Optimal Brain Damage
- After training a standard ANN we can potentially improve speed and generalization performance if we delete some of the nodes/connections
- Optimal brain damage deletes parameters (sets them to 0 and freezes them from future use) based on there impact on the error of the model.
- Results: Against the MNIST data it was shown that up to a 5th of parameters could be deleted with no degradation in the training performance and some improvement in the generalization.
The Cascade Correlation Algorithms
- A different approach to evolving structure for neural networks.
- Starts with a network with just fully connected input and output nodes. These are trained using quickprop until error rate stops decreasing.
- Then multiple candidate nodes are created connected to every node except the output nodes(eventually hidden nodes will be added) with different random weights
- These are then all trained to try and maximize the correlation with the output error.
- The candidate with the best correlation is selected
- Repeat training and adding in candidate nodes until stopping point
- Results: Appears to do very well and producing results for things like xor and various other functions that are difficult for normal ANN’s to do.
- It has 2 problems
- Over fitting
- Because the eventual network is a cascade of neurons(later neurons are really deep because they depend on every previous neuron) it runs a lot slower than a normal ANN
- Can also be extended to work on recurrent networks
Cascade-Correlation Neural Networks: A Survey
- Presents some approaches to reducing the problems with cascade correlation.

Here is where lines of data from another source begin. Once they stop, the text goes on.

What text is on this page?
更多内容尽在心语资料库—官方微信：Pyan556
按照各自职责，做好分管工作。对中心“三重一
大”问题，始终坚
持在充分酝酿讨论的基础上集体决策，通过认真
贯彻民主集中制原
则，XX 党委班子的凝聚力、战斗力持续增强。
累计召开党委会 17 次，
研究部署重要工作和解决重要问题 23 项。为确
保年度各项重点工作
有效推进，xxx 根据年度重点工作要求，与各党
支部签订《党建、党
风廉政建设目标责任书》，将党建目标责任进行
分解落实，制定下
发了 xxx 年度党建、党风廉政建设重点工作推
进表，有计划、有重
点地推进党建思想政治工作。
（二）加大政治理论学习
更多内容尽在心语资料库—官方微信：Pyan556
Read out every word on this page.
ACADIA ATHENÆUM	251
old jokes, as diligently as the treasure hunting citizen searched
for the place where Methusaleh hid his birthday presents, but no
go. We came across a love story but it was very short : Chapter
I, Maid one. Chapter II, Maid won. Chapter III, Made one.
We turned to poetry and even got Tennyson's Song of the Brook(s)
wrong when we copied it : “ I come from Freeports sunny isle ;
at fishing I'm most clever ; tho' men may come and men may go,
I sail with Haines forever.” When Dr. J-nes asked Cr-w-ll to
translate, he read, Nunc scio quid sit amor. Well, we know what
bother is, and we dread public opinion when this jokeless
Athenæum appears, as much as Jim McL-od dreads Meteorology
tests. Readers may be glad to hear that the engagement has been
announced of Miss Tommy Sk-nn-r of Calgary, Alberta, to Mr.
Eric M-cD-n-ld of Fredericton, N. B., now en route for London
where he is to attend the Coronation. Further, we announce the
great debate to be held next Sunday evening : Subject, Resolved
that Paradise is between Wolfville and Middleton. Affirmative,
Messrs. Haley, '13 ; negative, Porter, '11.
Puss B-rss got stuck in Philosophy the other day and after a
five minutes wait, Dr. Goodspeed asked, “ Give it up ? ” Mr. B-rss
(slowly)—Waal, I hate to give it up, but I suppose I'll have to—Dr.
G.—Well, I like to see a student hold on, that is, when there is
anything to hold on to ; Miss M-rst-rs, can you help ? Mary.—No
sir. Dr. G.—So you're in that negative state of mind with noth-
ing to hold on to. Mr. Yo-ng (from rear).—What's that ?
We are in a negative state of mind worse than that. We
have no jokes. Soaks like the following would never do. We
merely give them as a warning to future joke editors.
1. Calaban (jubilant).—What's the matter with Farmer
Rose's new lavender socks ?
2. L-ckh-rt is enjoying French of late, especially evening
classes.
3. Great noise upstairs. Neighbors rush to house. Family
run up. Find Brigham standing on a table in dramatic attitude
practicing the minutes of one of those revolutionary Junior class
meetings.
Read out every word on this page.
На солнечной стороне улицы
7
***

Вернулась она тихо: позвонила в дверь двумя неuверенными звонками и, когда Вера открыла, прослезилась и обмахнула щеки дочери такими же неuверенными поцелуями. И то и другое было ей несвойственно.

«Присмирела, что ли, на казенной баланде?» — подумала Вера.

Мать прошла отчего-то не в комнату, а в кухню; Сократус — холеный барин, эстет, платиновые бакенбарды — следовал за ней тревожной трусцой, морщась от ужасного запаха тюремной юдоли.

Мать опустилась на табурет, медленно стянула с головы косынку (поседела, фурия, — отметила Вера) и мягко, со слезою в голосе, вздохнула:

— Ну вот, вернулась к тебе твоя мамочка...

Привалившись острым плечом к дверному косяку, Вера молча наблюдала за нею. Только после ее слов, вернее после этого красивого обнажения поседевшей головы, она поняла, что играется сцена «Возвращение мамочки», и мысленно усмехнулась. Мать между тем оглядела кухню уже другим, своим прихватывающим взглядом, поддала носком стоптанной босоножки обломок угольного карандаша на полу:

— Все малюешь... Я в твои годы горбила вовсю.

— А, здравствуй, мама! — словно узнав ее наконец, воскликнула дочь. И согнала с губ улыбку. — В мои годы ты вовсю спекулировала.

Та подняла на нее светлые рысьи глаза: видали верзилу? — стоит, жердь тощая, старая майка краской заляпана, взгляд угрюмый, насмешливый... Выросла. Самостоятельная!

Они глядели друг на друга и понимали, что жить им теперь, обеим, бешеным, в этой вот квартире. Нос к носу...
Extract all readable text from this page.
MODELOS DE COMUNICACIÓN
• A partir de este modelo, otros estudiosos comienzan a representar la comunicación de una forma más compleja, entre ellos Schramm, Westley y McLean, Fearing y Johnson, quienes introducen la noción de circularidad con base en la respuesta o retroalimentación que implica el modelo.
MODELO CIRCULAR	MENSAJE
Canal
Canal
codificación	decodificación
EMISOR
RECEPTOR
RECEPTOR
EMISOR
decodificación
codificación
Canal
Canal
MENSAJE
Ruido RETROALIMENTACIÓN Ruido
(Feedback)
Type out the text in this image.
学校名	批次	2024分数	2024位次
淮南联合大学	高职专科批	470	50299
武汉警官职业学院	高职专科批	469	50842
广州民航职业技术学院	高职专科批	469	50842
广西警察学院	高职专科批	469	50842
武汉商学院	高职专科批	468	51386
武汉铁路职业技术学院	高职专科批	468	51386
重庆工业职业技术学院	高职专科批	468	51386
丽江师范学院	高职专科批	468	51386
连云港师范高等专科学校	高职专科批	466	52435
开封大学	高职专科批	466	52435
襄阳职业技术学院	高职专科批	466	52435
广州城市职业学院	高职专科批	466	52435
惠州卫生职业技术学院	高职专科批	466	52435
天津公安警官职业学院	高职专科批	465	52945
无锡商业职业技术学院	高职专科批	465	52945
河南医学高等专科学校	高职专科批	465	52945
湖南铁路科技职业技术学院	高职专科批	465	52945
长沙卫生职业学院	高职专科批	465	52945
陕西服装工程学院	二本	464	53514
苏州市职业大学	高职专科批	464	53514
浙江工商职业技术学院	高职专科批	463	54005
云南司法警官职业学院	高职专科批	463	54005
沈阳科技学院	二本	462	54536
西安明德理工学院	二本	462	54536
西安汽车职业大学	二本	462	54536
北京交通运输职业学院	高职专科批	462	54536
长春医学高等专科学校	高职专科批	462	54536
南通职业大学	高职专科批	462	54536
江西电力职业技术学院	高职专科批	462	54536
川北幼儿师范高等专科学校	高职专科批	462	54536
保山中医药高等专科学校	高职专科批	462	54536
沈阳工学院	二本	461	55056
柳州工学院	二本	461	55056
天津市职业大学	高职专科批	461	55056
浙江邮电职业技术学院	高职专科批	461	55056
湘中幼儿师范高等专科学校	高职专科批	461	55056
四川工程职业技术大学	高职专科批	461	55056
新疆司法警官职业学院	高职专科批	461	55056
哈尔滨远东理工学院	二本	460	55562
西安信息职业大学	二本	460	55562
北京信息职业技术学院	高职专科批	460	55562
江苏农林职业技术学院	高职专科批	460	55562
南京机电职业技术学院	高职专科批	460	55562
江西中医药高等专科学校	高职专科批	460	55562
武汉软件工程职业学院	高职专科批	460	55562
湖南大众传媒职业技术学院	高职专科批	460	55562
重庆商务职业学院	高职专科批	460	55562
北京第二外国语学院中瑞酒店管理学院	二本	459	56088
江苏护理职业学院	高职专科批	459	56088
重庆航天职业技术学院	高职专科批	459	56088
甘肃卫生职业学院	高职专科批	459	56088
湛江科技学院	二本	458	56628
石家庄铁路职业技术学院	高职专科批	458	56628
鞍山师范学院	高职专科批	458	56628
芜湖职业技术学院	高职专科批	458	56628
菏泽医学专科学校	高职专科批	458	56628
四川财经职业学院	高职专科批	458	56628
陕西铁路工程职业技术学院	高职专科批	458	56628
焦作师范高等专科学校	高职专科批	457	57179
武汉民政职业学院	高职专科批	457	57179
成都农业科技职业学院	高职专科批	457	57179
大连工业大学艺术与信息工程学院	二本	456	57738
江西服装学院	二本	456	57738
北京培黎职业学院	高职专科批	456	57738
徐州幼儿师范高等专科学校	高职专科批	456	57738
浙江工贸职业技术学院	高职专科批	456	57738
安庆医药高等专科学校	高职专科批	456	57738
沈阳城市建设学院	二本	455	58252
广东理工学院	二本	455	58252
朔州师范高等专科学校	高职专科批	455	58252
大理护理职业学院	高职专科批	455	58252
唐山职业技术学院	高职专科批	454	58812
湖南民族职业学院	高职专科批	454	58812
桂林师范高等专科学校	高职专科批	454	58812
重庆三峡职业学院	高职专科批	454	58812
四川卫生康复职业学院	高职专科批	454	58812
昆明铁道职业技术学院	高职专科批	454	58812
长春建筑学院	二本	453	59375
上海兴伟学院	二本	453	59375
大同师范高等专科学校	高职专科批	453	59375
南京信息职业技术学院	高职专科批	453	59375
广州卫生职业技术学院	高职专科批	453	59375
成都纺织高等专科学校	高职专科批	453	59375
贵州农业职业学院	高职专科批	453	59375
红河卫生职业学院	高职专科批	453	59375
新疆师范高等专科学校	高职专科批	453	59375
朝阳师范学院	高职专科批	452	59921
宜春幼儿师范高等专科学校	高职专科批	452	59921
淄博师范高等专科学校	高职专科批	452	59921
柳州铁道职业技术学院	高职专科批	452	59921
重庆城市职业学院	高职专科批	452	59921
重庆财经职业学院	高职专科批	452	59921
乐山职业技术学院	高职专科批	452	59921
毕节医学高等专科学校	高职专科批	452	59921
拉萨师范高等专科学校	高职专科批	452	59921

- Sibling/descendant cascade attempts to reduce the problem with networks going too deep.
- There are 2 pools of candidate neurons, sibling(only connected to neurons in previous layers) and descendant(same as for normal cascade).
- Often siblings do get selected ahead of descendants, reducing the depth of the network
- Says Optimal Brain Damage is effective at pruning the network after structure is discovered this helps with over fitting.
- Knowledge based CCNN are another approach where candidates nodes can be normal functions or fully fledged ANN of there own. This approach sounds a lot of fun, would love more info on how successful it is.
- Rule based CCNN, similar to the above but things like OR and AND operators are used. Again sounds alot of fun would love to know how it performs.